New York-based investment firm Navigator Capital Partners LP made the accusation this week in a lawsuit filed in New York state Supreme Court in Manhattan. The complaint names Bear Stearns Cos. Inc. BSC.N, its asset management division and the High-Grade Structured Credit Strategies hedge fund.
Bear Stearns said it plans a vigorous defense and called the lawsuit’s allegations unjustified and without merit.
“The plaintiff is an experienced investment firm and, as described in the fund’s materials, this was a high risk, speculative investment vehicle,” Bear Stearns said in a statement.
Navigator Capital, run by Steven Resnick, invested more than $700,000 in the hedge fund between August 2004 and mid-April 2005. The firm and other investors lost nearly the entire value of their investments, dropping millions of dollars, the lawsuit said.

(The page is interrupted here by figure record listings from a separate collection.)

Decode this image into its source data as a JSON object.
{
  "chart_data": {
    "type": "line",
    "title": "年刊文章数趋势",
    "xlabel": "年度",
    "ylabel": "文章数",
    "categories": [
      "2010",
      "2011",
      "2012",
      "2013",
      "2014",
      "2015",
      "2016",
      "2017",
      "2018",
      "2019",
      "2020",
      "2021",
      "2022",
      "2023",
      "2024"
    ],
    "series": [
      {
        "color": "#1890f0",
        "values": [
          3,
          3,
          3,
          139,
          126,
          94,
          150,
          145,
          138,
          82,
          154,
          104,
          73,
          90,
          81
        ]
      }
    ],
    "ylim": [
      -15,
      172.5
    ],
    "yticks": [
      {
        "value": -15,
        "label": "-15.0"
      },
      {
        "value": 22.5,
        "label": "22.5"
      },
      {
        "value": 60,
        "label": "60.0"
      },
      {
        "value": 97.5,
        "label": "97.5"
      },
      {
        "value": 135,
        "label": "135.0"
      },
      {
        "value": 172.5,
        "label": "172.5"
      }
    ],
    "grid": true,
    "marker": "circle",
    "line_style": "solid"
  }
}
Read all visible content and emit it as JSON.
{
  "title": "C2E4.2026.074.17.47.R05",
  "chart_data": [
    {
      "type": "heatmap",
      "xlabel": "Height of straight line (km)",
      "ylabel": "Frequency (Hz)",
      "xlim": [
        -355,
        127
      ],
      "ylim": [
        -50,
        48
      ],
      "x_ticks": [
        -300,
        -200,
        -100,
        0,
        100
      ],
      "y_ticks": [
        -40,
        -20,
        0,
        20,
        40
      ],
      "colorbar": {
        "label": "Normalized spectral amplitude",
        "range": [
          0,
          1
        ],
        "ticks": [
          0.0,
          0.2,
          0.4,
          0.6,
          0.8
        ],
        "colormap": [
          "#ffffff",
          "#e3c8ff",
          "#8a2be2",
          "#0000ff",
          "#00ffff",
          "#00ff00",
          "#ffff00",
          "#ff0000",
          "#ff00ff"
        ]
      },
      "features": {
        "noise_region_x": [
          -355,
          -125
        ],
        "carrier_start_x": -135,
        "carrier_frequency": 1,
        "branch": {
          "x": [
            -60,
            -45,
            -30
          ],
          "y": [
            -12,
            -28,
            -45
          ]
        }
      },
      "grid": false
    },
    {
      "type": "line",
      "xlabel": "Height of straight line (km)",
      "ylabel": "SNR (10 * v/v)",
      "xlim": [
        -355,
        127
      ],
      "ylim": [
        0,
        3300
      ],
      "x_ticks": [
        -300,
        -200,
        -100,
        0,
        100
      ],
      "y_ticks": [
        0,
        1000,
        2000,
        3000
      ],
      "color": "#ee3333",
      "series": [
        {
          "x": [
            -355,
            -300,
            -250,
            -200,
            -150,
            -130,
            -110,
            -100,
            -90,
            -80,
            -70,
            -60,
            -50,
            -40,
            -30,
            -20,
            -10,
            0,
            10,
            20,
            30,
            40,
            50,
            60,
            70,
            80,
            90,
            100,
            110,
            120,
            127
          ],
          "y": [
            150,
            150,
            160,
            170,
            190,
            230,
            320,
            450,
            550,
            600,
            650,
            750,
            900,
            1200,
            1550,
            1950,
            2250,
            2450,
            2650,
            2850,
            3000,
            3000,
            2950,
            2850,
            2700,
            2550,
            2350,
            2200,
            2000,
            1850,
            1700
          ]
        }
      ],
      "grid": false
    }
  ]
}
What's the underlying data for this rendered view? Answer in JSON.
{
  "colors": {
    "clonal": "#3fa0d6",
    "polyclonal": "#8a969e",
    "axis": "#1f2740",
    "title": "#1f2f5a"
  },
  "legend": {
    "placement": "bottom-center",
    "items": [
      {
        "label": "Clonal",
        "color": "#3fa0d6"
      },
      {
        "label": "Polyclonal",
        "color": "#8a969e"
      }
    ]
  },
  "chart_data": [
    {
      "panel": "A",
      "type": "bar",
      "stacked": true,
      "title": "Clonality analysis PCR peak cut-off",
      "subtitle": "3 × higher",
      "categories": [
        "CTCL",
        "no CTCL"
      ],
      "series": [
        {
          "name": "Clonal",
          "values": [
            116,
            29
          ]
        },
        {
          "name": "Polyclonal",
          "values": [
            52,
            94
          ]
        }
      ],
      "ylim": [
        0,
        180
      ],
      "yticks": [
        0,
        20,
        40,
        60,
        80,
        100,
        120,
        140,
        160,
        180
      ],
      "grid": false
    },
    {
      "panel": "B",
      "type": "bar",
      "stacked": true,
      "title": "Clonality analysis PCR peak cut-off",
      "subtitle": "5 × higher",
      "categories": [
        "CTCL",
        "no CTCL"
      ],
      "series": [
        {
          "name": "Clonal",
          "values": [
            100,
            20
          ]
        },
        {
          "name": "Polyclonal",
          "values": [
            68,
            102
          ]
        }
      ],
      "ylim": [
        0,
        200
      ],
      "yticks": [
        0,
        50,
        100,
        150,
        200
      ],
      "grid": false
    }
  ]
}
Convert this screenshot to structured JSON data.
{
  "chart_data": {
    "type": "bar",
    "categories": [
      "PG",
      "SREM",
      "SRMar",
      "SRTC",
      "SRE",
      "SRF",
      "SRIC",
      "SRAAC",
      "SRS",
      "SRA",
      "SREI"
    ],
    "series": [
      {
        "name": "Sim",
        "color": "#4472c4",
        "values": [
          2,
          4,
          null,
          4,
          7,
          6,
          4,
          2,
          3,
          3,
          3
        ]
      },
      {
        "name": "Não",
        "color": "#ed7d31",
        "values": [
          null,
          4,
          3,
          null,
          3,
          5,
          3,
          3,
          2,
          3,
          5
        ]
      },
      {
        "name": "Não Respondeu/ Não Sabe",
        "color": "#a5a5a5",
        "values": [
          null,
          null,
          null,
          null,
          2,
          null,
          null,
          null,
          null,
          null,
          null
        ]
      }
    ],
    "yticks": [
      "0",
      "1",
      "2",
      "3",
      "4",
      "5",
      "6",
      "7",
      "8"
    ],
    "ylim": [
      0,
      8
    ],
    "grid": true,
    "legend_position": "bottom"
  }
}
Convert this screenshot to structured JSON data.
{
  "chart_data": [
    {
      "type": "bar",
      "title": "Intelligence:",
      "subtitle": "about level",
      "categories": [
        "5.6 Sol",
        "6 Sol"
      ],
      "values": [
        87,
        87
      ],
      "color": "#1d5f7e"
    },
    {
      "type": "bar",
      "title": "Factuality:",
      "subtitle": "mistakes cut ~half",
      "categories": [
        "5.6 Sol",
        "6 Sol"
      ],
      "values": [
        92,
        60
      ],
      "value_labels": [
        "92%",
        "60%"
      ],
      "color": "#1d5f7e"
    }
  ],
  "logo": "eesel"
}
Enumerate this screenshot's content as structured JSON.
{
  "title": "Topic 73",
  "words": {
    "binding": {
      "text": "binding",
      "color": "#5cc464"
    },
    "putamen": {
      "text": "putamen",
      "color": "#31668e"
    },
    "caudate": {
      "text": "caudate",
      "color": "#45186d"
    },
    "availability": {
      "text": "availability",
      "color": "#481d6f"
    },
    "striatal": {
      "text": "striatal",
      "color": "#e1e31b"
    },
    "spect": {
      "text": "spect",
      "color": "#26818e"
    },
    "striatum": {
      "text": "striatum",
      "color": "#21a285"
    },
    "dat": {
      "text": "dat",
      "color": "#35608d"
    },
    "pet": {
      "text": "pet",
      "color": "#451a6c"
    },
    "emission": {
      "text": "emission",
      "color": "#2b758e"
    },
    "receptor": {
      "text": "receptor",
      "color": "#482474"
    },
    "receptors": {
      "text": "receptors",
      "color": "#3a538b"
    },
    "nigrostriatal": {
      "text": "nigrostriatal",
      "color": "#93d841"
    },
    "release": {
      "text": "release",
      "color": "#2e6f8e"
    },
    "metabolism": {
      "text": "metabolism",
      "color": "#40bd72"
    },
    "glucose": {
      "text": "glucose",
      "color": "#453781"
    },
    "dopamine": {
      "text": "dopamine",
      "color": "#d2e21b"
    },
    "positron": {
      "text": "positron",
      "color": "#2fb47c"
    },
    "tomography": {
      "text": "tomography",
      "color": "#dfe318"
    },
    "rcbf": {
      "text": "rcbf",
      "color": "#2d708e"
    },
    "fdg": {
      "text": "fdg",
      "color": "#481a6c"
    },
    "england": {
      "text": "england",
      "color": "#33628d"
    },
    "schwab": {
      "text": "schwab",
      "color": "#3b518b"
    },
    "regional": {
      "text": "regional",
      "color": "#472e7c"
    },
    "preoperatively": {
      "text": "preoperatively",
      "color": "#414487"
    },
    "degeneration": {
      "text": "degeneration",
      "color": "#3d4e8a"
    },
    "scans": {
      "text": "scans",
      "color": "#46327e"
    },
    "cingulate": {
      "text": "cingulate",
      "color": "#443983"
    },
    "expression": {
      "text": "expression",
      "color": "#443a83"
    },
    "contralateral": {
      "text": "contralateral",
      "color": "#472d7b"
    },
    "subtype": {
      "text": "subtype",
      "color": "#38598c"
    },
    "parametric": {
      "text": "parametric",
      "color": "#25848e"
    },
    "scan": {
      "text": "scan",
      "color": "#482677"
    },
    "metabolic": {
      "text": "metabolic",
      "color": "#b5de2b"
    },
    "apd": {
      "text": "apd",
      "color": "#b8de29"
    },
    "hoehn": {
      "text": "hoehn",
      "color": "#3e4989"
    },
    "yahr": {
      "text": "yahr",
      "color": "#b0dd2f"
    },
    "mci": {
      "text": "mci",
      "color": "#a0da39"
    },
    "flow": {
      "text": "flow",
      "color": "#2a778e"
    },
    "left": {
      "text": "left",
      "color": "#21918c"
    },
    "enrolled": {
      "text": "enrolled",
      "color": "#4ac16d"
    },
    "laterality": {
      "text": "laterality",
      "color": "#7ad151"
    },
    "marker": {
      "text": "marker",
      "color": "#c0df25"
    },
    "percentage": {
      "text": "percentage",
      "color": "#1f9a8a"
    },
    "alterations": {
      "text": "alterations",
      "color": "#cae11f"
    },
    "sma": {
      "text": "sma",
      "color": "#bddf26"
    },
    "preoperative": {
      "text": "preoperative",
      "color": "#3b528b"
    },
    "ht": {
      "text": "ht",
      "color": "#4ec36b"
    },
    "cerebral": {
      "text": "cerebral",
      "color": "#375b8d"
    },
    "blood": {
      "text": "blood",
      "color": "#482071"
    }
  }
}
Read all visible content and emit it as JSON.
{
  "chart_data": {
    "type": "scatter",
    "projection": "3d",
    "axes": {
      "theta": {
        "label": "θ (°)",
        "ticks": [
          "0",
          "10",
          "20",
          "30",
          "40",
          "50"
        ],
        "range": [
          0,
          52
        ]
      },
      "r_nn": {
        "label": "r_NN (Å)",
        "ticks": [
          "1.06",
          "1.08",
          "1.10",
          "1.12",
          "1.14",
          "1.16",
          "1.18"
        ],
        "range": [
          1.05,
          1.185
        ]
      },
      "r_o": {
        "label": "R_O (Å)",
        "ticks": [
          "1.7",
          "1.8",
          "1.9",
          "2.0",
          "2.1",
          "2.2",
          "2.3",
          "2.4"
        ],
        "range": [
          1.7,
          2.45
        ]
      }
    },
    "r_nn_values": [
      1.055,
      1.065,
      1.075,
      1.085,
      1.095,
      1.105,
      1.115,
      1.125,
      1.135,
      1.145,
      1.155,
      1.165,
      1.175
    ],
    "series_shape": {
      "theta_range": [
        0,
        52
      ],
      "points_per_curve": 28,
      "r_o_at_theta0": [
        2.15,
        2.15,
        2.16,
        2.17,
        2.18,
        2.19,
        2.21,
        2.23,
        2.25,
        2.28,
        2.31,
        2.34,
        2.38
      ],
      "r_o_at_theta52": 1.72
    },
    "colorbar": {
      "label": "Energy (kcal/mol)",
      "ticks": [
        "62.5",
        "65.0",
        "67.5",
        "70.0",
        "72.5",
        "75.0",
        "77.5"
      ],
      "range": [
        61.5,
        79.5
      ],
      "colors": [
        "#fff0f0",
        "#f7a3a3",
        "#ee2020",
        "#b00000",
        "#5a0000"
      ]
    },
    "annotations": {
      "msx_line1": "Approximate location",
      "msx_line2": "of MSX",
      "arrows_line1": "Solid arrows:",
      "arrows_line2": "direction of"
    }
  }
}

“Defendants failed to disclose to investors the significant challenges facing the partnership, and the meager steps they were taking to face those challenges, while at the same time reaping substantial fees,” the lawsuit said.
Bear Stearns Asset Management, the hedge fund’s general partner, made more than $13.3 million in 2006 from advisory fees and profit-sharing before the hedge fund’s demise, according to the lawsuit.
Bear said in mid-July that two of its structured finance funds, the Bear Stearns High-Grade Structured Credit Strategies Fund and the High-Grade Structured Credit Strategies Enhanced Leverage Fund, had very little value.
The two funds made bad investments in bonds linked to subprime mortgages, an area where defaults have surged, and faced margin calls from banks and redemption requests from investors. Before their difficulty, the funds combined controlled assets of more than $20 billion.
Last month, the hedge funds filed petitions in U.S. Bankruptcy Court in Manhattan as they attempt to be liquidated in the Grand Court of the Cayman Islands, where they are registered. Early Thursday, U.S. Bankruptcy Judge Burton Lifland issued a preliminary injunction blocking legal action against the hedge funds.
While Bear Stearns cut its own exposure to risky subprime loans in early 2007, the hedge fund run by senior portfolio manager Ralph Cioffi continued to invest in securities backed by the mortgages despite rapidly deteriorating market conditions, Navigator Capital said in its complaint.
The fund started to struggle in February when its assets were marked down 14.4 percent. But due to hedging moves, the loss was only 0.8 percent, the lawsuit said. The fund reported additional losses in the following months.
From January 1 to April 1, limited partners contributed $14.25 million to the fund and withdrew $9.2 million. The fund held $925 million in investor capital and gross long positions of $9.7 billion through the end of March, according to the lawsuit.